Florent Bréchet

Le sublime dans les Mémoires d'outre-tombe de Chateaubriand

Première inscription en doctorat : septembre 2011

Thèse sous la direction de Jérôme Thélot

A l’Université Jean Moulin Lyon 3

 

    Le sublime est un axe majeur de l’œuvre de Chateaubriand. Plusieurs travaux ont ouvert la voie et montré la pertinence et la fécondité d'une telle problématique. Ils ont notamment souligné à juste raison l’influence déterminante de Burke et de Fénelon, étudiant les descriptions de tempêtes ou de grandes catastrophes (pour le sublime burkien) ou les passages bucoliques (pour le sublime fénelonien). Mais ce ne sont là que certains aspects du sublime chateaubrianesque. Celui-ci revêt bien d’autres formes, tant sur le plan stylistique que sur le plan thématique. Par exemple, son analyse du sublime biblique dans le Génie du christianisme rejoint en grande partie celle du pseudo-Longin. 

    Mais plutôt que de partir des définitions préexistantes du sublime, il faut avant tout relever les cas où Chateaubriand emploie lui-même le terme de « sublime » et ses dérivés, pour voir quel sens il donne à ce mot. Est-il toujours le même ? Est-ce que parfois Chateaubriand n’emploie pas ce terme comme un simple superlatif de « beau », comme c’était souvent le cas en France ? Ce relevé et cette étude des occurrences sont essentiels et doivent précéder une analyse des passages relevant de l’esthétique du sublime mais où le mot lui-même est absent, analyse qui ne peut évidemment pas être totalement rejetée. Alors seulement on pourra se demander si dans la conception qu’il a du sublime, Chateaubriand n’a pas été influencé par Burke, Longin, Fénelon et tant d’autres, et surtout dans quelle mesure il forge une définition du sublime qui lui est propre.

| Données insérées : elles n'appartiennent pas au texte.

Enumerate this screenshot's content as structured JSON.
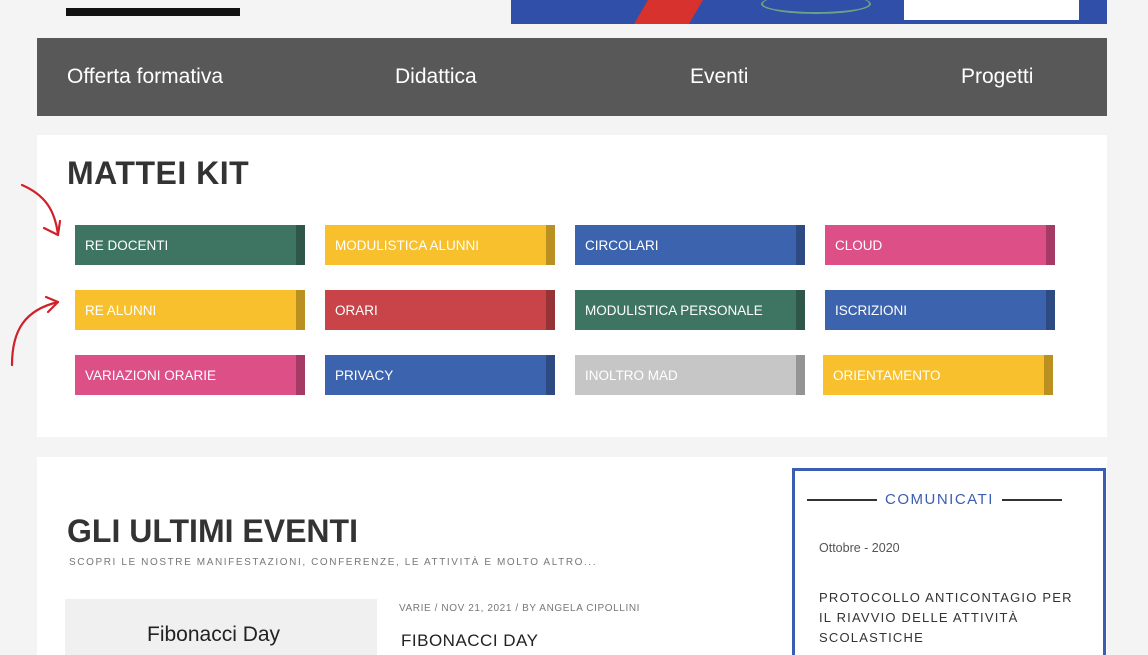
{
  "nav": {
    "items": [
      {
        "label": "Offerta formativa"
      },
      {
        "label": "Didattica"
      },
      {
        "label": "Eventi"
      },
      {
        "label": "Progetti"
      }
    ]
  },
  "kit": {
    "title": "MATTEI KIT",
    "buttons": [
      {
        "label": "RE DOCENTI",
        "color": "#3e7462"
      },
      {
        "label": "MODULISTICA ALUNNI",
        "color": "#f8c02c"
      },
      {
        "label": "CIRCOLARI",
        "color": "#3c63ae"
      },
      {
        "label": "CLOUD",
        "color": "#dd4f87"
      },
      {
        "label": "RE ALUNNI",
        "color": "#f8c02c"
      },
      {
        "label": "ORARI",
        "color": "#c84448"
      },
      {
        "label": "MODULISTICA PERSONALE",
        "color": "#3e7462"
      },
      {
        "label": "ISCRIZIONI",
        "color": "#3c63ae"
      },
      {
        "label": "VARIAZIONI ORARIE",
        "color": "#dd4f87"
      },
      {
        "label": "PRIVACY",
        "color": "#3c63ae"
      },
      {
        "label": "INOLTRO MAD",
        "color": "#c6c6c6"
      },
      {
        "label": "ORIENTAMENTO",
        "color": "#f8c02c"
      }
    ]
  },
  "events": {
    "title": "GLI ULTIMI EVENTI",
    "subtitle": "SCOPRI LE NOSTRE MANIFESTAZIONI, CONFERENZE, LE ATTIVITÀ E MOLTO ALTRO...",
    "post": {
      "thumb_text": "Fibonacci Day",
      "meta": "VARIE  /  NOV 21, 2021  /  BY  ANGELA CIPOLLINI",
      "title": "FIBONACCI DAY"
    }
  },
  "comunicati": {
    "label": "COMUNICATI",
    "date": "Ottobre - 2020",
    "text": "PROTOCOLLO ANTICONTAGIO PER IL RIAVVIO DELLE ATTIVITÀ SCOLASTICHE"
  },
  "colors": {
    "nav_bg": "#585858",
    "accent_blue": "#3b5db2",
    "annotation_red": "#d0202a"
  }
}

    De plus, il faut avoir une approche diversifiée, en ce sens qu’il ne faut pas se cantonner à une approche esthétique et/ou spirituelle de la notion, mais introduire les champs de la politique, de la rhétorique, de la morale et de la philosophie. Car le sublime ne concerne pas seulement les paysages. Il peut également être le propre des personnes. Il se définit alors comme ce qui caractérise les « natures supérieures » ou les « âmes ardentes » comme dit Chateaubriand, qui emploie également très souvent le terme de « génies ». Dans le domaine politique, il faut alors interroger la représentation des grands personnages historiques, comme les chefs révolutionnaires, les membres de la famille royale et bien sûr Napoléon, pour voir dans quelle mesure le sublime intervient, ou n’intervient pas, dans la manière qu’a Chateaubriand de les décrire.

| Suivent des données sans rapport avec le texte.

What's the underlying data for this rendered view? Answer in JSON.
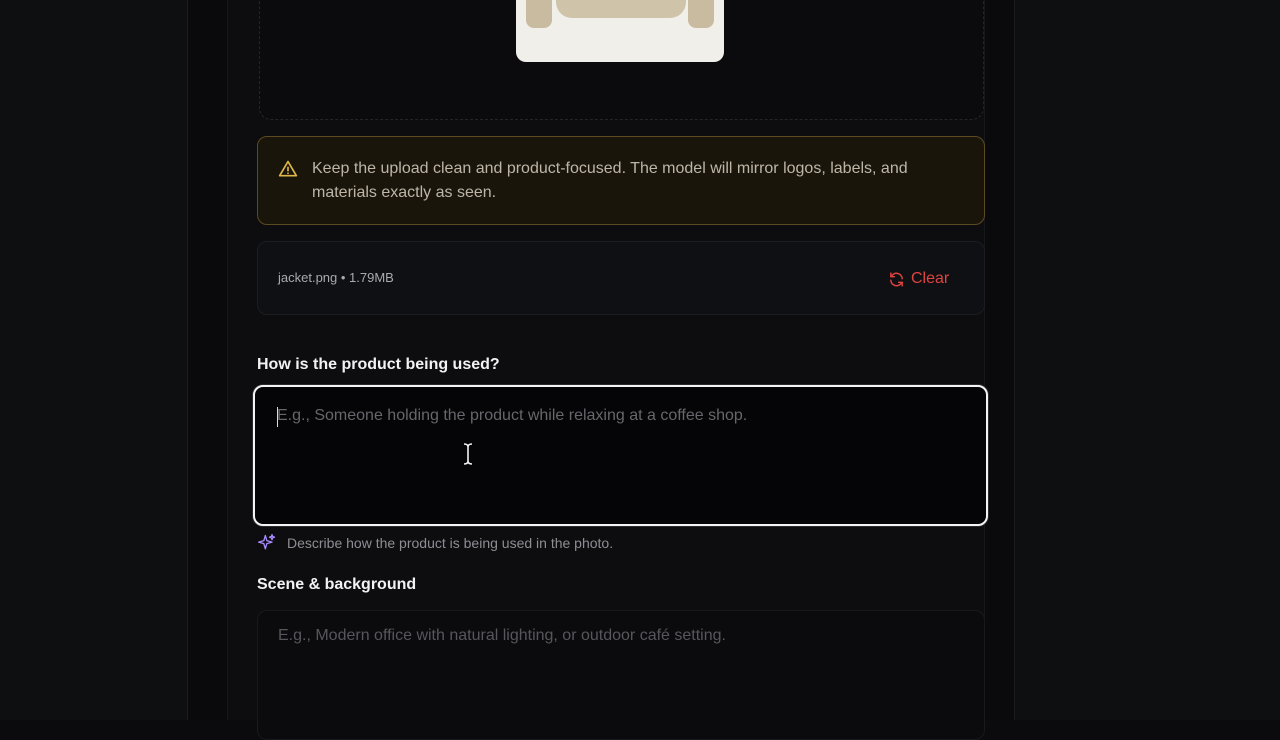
{
  "upload": {
    "image_alt": "jacket"
  },
  "warning": {
    "icon": "warning-triangle-icon",
    "text": "Keep the upload clean and product-focused. The model will mirror logos, labels, and materials exactly as seen.",
    "color": "#e0b84a"
  },
  "file": {
    "info": "jacket.png • 1.79MB",
    "clear_label": "Clear",
    "clear_icon": "refresh-icon",
    "clear_color": "#e0433f"
  },
  "usage": {
    "label": "How is the product being used?",
    "placeholder": "E.g., Someone holding the product while relaxing at a coffee shop.",
    "value": "",
    "hint": "Describe how the product is being used in the photo.",
    "hint_icon": "sparkle-icon"
  },
  "scene": {
    "label": "Scene & background",
    "placeholder": "E.g., Modern office with natural lighting, or outdoor café setting.",
    "value": ""
  }
}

    Enfin, en plus d’une approche interdisciplinaire et d’une approche interséculaire de la notion de sublime, nécessaires pour ressaisir son évolution et sa richesse, il faut avoir une approche évolutive de l’œuvre de Chateaubriand. Car sa vision du sublime n’a cessé d’évoluer. Dans l'étude que nous nous proposons de faire sur le sublime dans les Mémoires d'outre-tombe, notre principale question sera de voir dans quelle mesure le mémorialiste a pu parvenir à une définition du sublime qui serait la sienne, et non plus celle de Burke ou de Fénelon.  De plus, il n'y a pas un sublime chez Chateaubriand, mais plusieurs. Nous nous proposons donc de voir quels sont ces derniers, de quelles manières ils sont présents dans l'énoncé des Mémoires. Il faudra aussi s'attacher à l'étude du sublime de l'énonciation, pour voir en quoi la posture narrative qu'adopte Chateaubriand quand il se fait mémorialiste est une posture sublime, et comment cela influe sur l'écriture même de l'ouvrage.